The crisis is going to get worse. More than one-fifth of Britons will be older than 65 in 2030, compared to 15.8% in 1991. One in 10 hospital beds already contains an elderly person who didn’t need to be hospitalized but who didn’t have the care in place to make discharge safe. Delays in discharging patients cost the NHS about 1 billion pounds a year, according to a 2016 NAO report.

Things have been so bad for so long that Johnson pledged in his first speech to “fix the crisis in social care once and for all.” Indeed, his pledge on social care and health-care spending is central to his pitch to working-class Brexit voters, for whom the Tories have always been the party of the rich.

There are different models for social care around; even the U.S. one, which mostly exempts the family home and basic assets from means testing, is more generous than Britain’s. But the most successful systems include a combination of compulsory insurance, subsidies, and cost-sharing. Japan, where more than 28% of the population is over 65, is one such model. Nearly a decade ago, it put in place a system financed through taxes, compulsory insurance, and user co-payments. To answer charges of inter-generational unfairness, only those aged over 40 pay in. Users contribute 10% toward the costs of their care, though low-earners have their costs capped.

The problem in Britain has been in politics. Over the past two decades, there have been a dozen government consultation papers and five independent reviews and commissions on the subject. For a long time, it’s been easier to do nothing than to act.

In 2010, a Labour idea to fund care through an estate levy was denounced as a “death tax.” May’s 2017 plan, though an improvement, was branded a “dementia tax.” She dropped it and promised a consultation paper instead. That was delayed more than six times, which Health Secretary Matt Hancock blamed on “parliamentary logjam and a lack of cross-party consensus.”

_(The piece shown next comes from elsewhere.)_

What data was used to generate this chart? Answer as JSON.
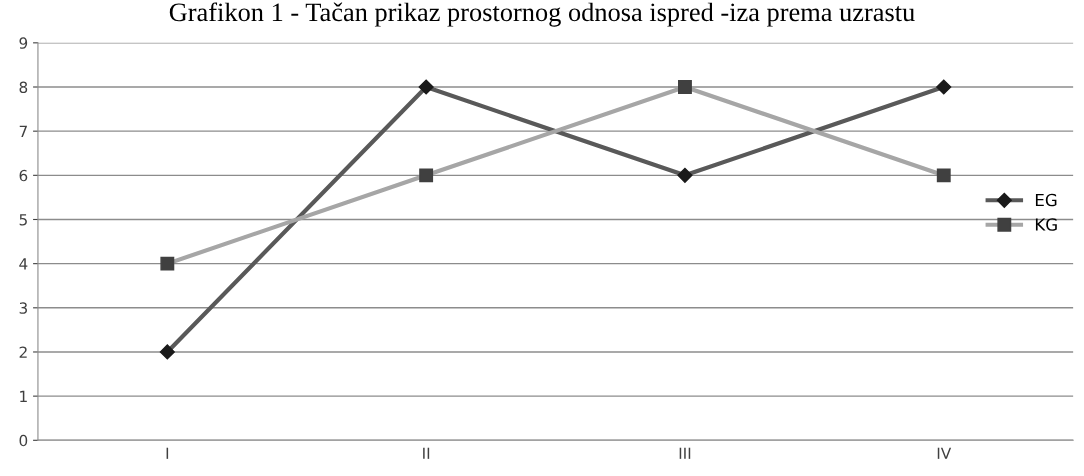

Richard Sloggett, a former special adviser to Hancock, saw the challenges first-hand. Getting cross-party support wasn’t the only obstacle. Within the Conservative Party —  a bastion of more limited government — there were strong disagreements over how far care should be covered by the state. The backdrop, however, appears to be changing. “Rather than looking to insurance markets and other mechanisms, there is now a view that there has to be a government-backed solution,” says Sloggett.

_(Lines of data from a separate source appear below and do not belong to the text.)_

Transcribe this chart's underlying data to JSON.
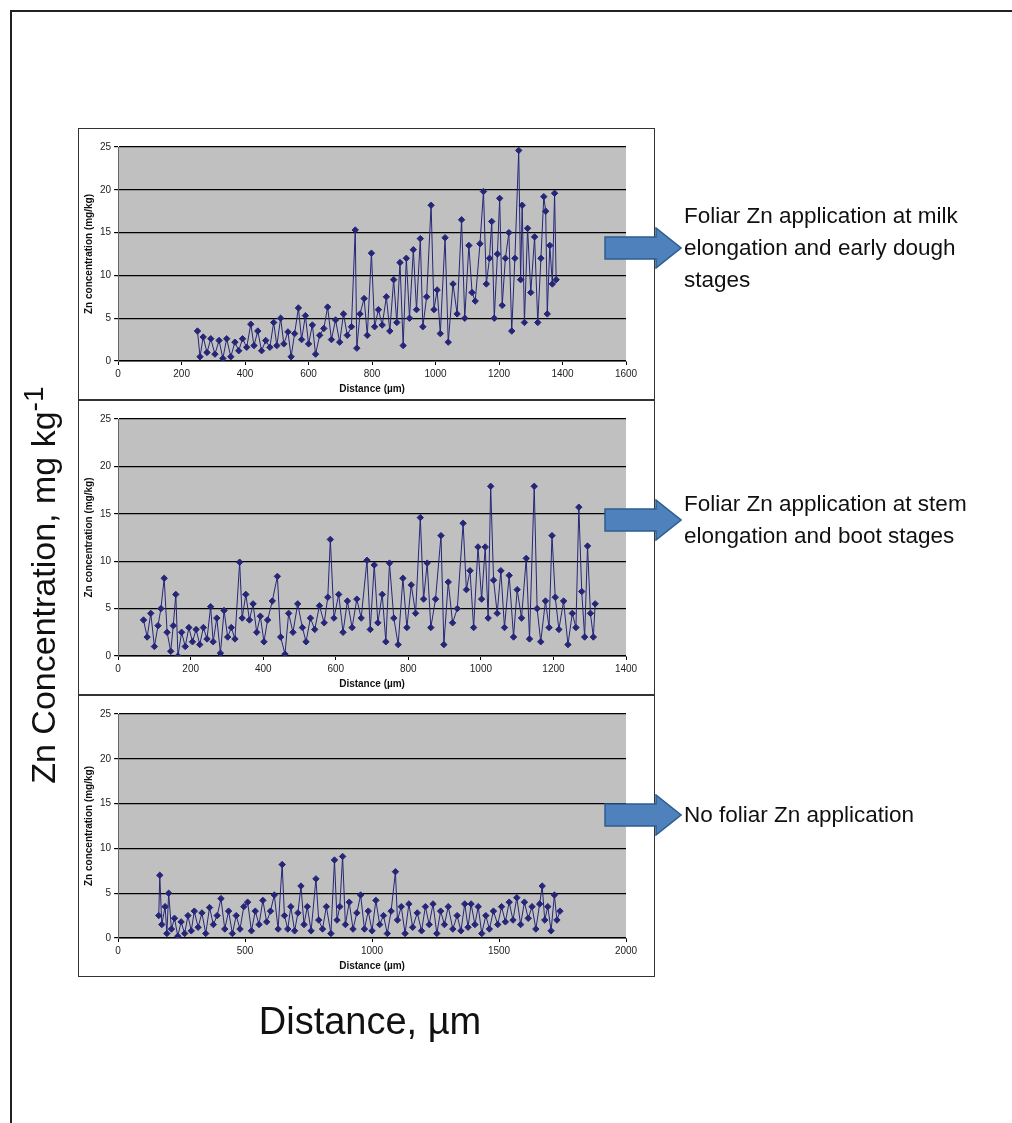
{
  "chart_data": [
    {
      "type": "line",
      "xlabel": "Distance (µm)",
      "ylabel": "Zn concentration (mg/kg)",
      "color": "#262678",
      "marker": "diamond",
      "grid": "y",
      "xlim": [
        0,
        1600
      ],
      "xticks": [
        0,
        200,
        400,
        600,
        800,
        1000,
        1200,
        1400,
        1600
      ],
      "ylim": [
        0,
        25
      ],
      "yticks": [
        0,
        5,
        10,
        15,
        20,
        25
      ],
      "annotations": [
        "Foliar Zn application at milk elongation and early dough stages",
        "Zn Concentration, mg kg$^{-1}$"
      ],
      "x": [
        250,
        258,
        268,
        280,
        292,
        305,
        318,
        330,
        342,
        355,
        368,
        380,
        392,
        405,
        418,
        428,
        440,
        452,
        465,
        478,
        490,
        500,
        512,
        522,
        535,
        545,
        556,
        568,
        578,
        590,
        600,
        612,
        622,
        635,
        648,
        660,
        672,
        685,
        698,
        710,
        722,
        735,
        747,
        752,
        762,
        775,
        785,
        798,
        808,
        820,
        832,
        845,
        856,
        868,
        878,
        888,
        898,
        908,
        918,
        930,
        940,
        952,
        960,
        972,
        986,
        995,
        1005,
        1015,
        1030,
        1040,
        1055,
        1068,
        1082,
        1092,
        1105,
        1115,
        1125,
        1140,
        1151,
        1160,
        1170,
        1177,
        1185,
        1195,
        1202,
        1210,
        1220,
        1231,
        1240,
        1250,
        1262,
        1268,
        1273,
        1280,
        1290,
        1300,
        1312,
        1322,
        1332,
        1341,
        1347,
        1352,
        1360,
        1368,
        1375,
        1380
      ],
      "values": [
        3.5,
        0.5,
        2.8,
        1.0,
        2.6,
        0.8,
        2.4,
        0.3,
        2.6,
        0.5,
        2.2,
        1.2,
        2.6,
        1.6,
        4.3,
        1.8,
        3.5,
        1.2,
        2.4,
        1.6,
        4.5,
        1.8,
        5.0,
        2.0,
        3.4,
        0.5,
        3.2,
        6.2,
        2.5,
        5.3,
        2.0,
        4.2,
        0.8,
        3.0,
        3.8,
        6.3,
        2.5,
        4.8,
        2.2,
        5.5,
        3.0,
        4.0,
        15.3,
        1.5,
        5.5,
        7.3,
        3.0,
        12.6,
        4.0,
        6.0,
        4.2,
        7.5,
        3.5,
        9.5,
        4.5,
        11.5,
        1.8,
        12.0,
        5.0,
        13.0,
        6.0,
        14.3,
        4.0,
        7.5,
        18.2,
        6.0,
        8.3,
        3.2,
        14.4,
        2.2,
        9.0,
        5.5,
        16.5,
        5.0,
        13.5,
        8.0,
        7.0,
        13.7,
        19.8,
        9.0,
        12.0,
        16.3,
        5.0,
        12.5,
        19.0,
        6.5,
        12.0,
        15.0,
        3.5,
        12.0,
        24.6,
        9.5,
        18.2,
        4.5,
        15.5,
        8.0,
        14.5,
        4.5,
        12.0,
        19.2,
        17.5,
        5.5,
        13.5,
        9.0,
        19.6,
        9.5
      ]
    },
    {
      "type": "line",
      "xlabel": "Distance (µm)",
      "ylabel": "Zn concentration (mg/kg)",
      "color": "#262678",
      "marker": "diamond",
      "grid": "y",
      "xlim": [
        0,
        1400
      ],
      "xticks": [
        0,
        200,
        400,
        600,
        800,
        1000,
        1200,
        1400
      ],
      "ylim": [
        0,
        25
      ],
      "yticks": [
        0,
        5,
        10,
        15,
        20,
        25
      ],
      "annotations": [
        "Foliar Zn application at stem elongation and boot stages"
      ],
      "x": [
        70,
        80,
        90,
        100,
        110,
        118,
        127,
        135,
        145,
        152,
        159,
        165,
        175,
        185,
        195,
        205,
        215,
        225,
        235,
        245,
        255,
        262,
        272,
        282,
        292,
        302,
        312,
        322,
        335,
        342,
        352,
        362,
        372,
        382,
        392,
        402,
        412,
        425,
        439,
        448,
        460,
        470,
        482,
        495,
        508,
        518,
        530,
        542,
        555,
        568,
        578,
        585,
        595,
        608,
        620,
        632,
        645,
        658,
        670,
        686,
        695,
        706,
        716,
        728,
        738,
        748,
        760,
        772,
        785,
        796,
        808,
        820,
        833,
        842,
        852,
        862,
        875,
        890,
        898,
        910,
        922,
        935,
        951,
        960,
        970,
        980,
        992,
        1002,
        1012,
        1020,
        1027,
        1035,
        1045,
        1055,
        1065,
        1078,
        1090,
        1100,
        1112,
        1125,
        1134,
        1147,
        1155,
        1165,
        1178,
        1188,
        1196,
        1205,
        1215,
        1228,
        1240,
        1252,
        1262,
        1270,
        1278,
        1286,
        1294,
        1302,
        1310,
        1315
      ],
      "values": [
        3.8,
        2.0,
        4.5,
        1.0,
        3.2,
        5.0,
        8.2,
        2.5,
        0.5,
        3.2,
        6.5,
        0.0,
        2.5,
        1.0,
        3.0,
        1.5,
        2.8,
        1.2,
        3.0,
        1.8,
        5.2,
        1.5,
        4.0,
        0.3,
        4.8,
        2.0,
        3.0,
        1.8,
        9.9,
        4.0,
        6.5,
        3.8,
        5.5,
        2.5,
        4.2,
        1.5,
        3.8,
        5.8,
        8.4,
        2.0,
        0.2,
        4.5,
        2.5,
        5.5,
        3.0,
        1.5,
        4.0,
        2.8,
        5.3,
        3.5,
        6.2,
        12.3,
        4.0,
        6.5,
        2.5,
        5.8,
        3.0,
        6.0,
        4.0,
        10.1,
        2.8,
        9.6,
        3.5,
        6.5,
        1.5,
        9.8,
        4.0,
        1.2,
        8.2,
        3.0,
        7.5,
        4.5,
        14.6,
        6.0,
        9.8,
        3.0,
        6.0,
        12.7,
        1.2,
        7.8,
        3.5,
        5.0,
        14.0,
        7.0,
        9.0,
        3.0,
        11.5,
        6.0,
        11.5,
        4.0,
        17.9,
        8.0,
        4.5,
        9.0,
        3.0,
        8.5,
        2.0,
        7.0,
        4.0,
        10.3,
        1.8,
        17.9,
        5.0,
        1.5,
        5.8,
        3.0,
        12.7,
        6.2,
        2.8,
        5.8,
        1.2,
        4.5,
        3.0,
        15.7,
        6.8,
        2.0,
        11.6,
        4.5,
        2.0,
        5.5
      ]
    },
    {
      "type": "line",
      "xlabel": "Distance (µm)",
      "ylabel": "Zn concentration (mg/kg)",
      "color": "#262678",
      "marker": "diamond",
      "grid": "y",
      "xlim": [
        0,
        2000
      ],
      "xticks": [
        0,
        500,
        1000,
        1500,
        2000
      ],
      "ylim": [
        0,
        25
      ],
      "yticks": [
        0,
        5,
        10,
        15,
        20,
        25
      ],
      "annotations": [
        "No foliar Zn application",
        "Distance, µm"
      ],
      "x": [
        160,
        164,
        172,
        185,
        192,
        199,
        210,
        222,
        235,
        248,
        262,
        275,
        288,
        300,
        315,
        330,
        345,
        360,
        375,
        390,
        405,
        420,
        435,
        450,
        465,
        480,
        495,
        510,
        525,
        540,
        555,
        570,
        585,
        600,
        615,
        630,
        646,
        655,
        668,
        680,
        695,
        708,
        720,
        732,
        745,
        760,
        779,
        790,
        805,
        820,
        838,
        852,
        862,
        873,
        884,
        895,
        910,
        925,
        940,
        955,
        970,
        985,
        1000,
        1015,
        1030,
        1045,
        1060,
        1075,
        1092,
        1100,
        1115,
        1130,
        1145,
        1160,
        1178,
        1195,
        1210,
        1225,
        1240,
        1255,
        1270,
        1285,
        1300,
        1318,
        1335,
        1350,
        1365,
        1378,
        1390,
        1405,
        1418,
        1432,
        1448,
        1462,
        1478,
        1495,
        1510,
        1525,
        1540,
        1555,
        1570,
        1585,
        1600,
        1615,
        1630,
        1645,
        1660,
        1670,
        1680,
        1692,
        1705,
        1718,
        1728,
        1740
      ],
      "values": [
        2.5,
        7.0,
        1.5,
        3.5,
        0.5,
        5.0,
        1.0,
        2.2,
        0.2,
        1.8,
        0.5,
        2.5,
        0.8,
        3.0,
        1.2,
        2.8,
        0.5,
        3.4,
        1.5,
        2.5,
        4.4,
        1.0,
        3.0,
        0.5,
        2.5,
        1.0,
        3.5,
        4.0,
        0.8,
        3.0,
        1.5,
        4.2,
        1.8,
        3.0,
        4.8,
        1.0,
        8.2,
        2.5,
        1.0,
        3.5,
        0.8,
        2.8,
        5.8,
        1.5,
        3.5,
        0.8,
        6.6,
        2.0,
        1.0,
        3.5,
        0.5,
        8.7,
        2.0,
        3.5,
        9.1,
        1.5,
        4.0,
        1.0,
        2.8,
        4.8,
        1.0,
        3.0,
        0.8,
        4.2,
        1.5,
        2.5,
        0.5,
        3.0,
        7.4,
        2.0,
        3.5,
        0.5,
        3.8,
        1.2,
        2.8,
        0.8,
        3.5,
        1.5,
        3.8,
        0.5,
        3.0,
        1.5,
        3.5,
        1.0,
        2.5,
        0.8,
        3.8,
        1.2,
        3.8,
        1.5,
        3.5,
        0.5,
        2.5,
        1.0,
        3.0,
        1.5,
        3.5,
        1.8,
        4.0,
        2.0,
        4.5,
        1.5,
        4.0,
        2.2,
        3.5,
        1.0,
        3.8,
        5.8,
        2.0,
        3.5,
        0.8,
        4.8,
        2.0,
        3.0
      ]
    }
  ]
}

He notes that both the Labour and Tory manifestos put the state front and center. “This platform provides cautious optimism for potential cross-party agreement.”

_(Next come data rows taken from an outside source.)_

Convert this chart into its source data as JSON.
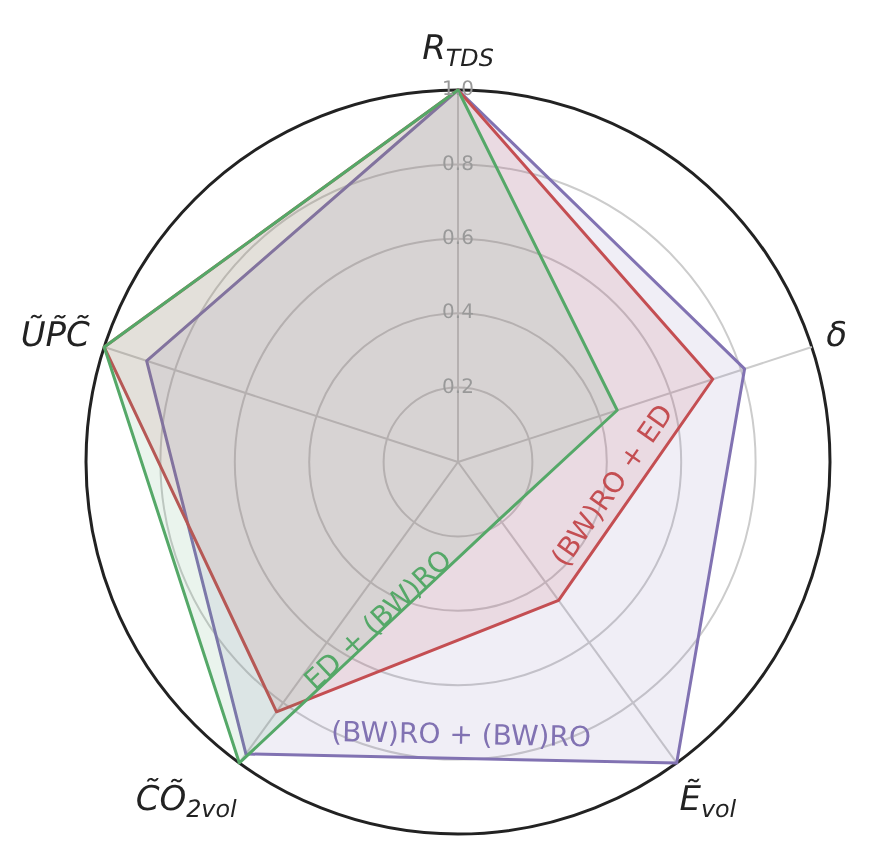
{
  "chart_data": {
    "type": "radar",
    "categories": [
      "R$_{TDS}$",
      "δ",
      "Ẽ$_{vol}$",
      "C̃Õ$_{2vol}$",
      "ŨP̃C̃"
    ],
    "series": [
      {
        "name": "ED + (BW)RO",
        "color": "#55a868",
        "values": [
          1.0,
          0.45,
          0.19,
          1.0,
          1.0
        ]
      },
      {
        "name": "(BW)RO + ED",
        "color": "#c44e52",
        "values": [
          1.0,
          0.72,
          0.46,
          0.83,
          1.0
        ]
      },
      {
        "name": "(BW)RO + (BW)RO",
        "color": "#8172b2",
        "values": [
          1.0,
          0.81,
          1.0,
          0.97,
          0.88
        ]
      }
    ],
    "ylim": [
      0,
      1
    ],
    "yticks": [
      0.2,
      0.4,
      0.6,
      0.8,
      {
        "value": 1,
        "label": "1.0"
      }
    ],
    "grid": true,
    "legend": false,
    "marker": "none"
  }
}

Labour is offering free care for the over 65s, though that doesn’t include residential care. The Tory manifesto promises an extra billion pounds a year to keep the current system afloat and pledges to work across party lines to find long-term solutions. Is that can-kicking? Maybe it’s political realism.

“I don’t hold it against the prime minister that they have not put in some proposal that would be a complex hostage to fortune,” notes Warwick Lightfoot, one of the authors of a Policy Exchange paper that proposes funding social care similarly to the NHS and which was endorsed by Jacob Rees-Mogg, a Conservative in Johnson’s cabinet. Lightfoot and his coauthors calculate the provision would require an additional 0.5% of GDP, or 1.3% of total public spending, sums that “are not trivial but are manageable.”

After years of paralysis, there may now be something like a political agreement on the direction of travel. But what the new system would look like, how much it will cost and how to get agreement on the details — in other words, the hard work — lies ahead. A little like Brexit, only with more lives at stake.

Therese Raphael writes editorials on European politics and economics for Bloomberg Opinion. She was editorial page editor of the Wall Street Journal Europe.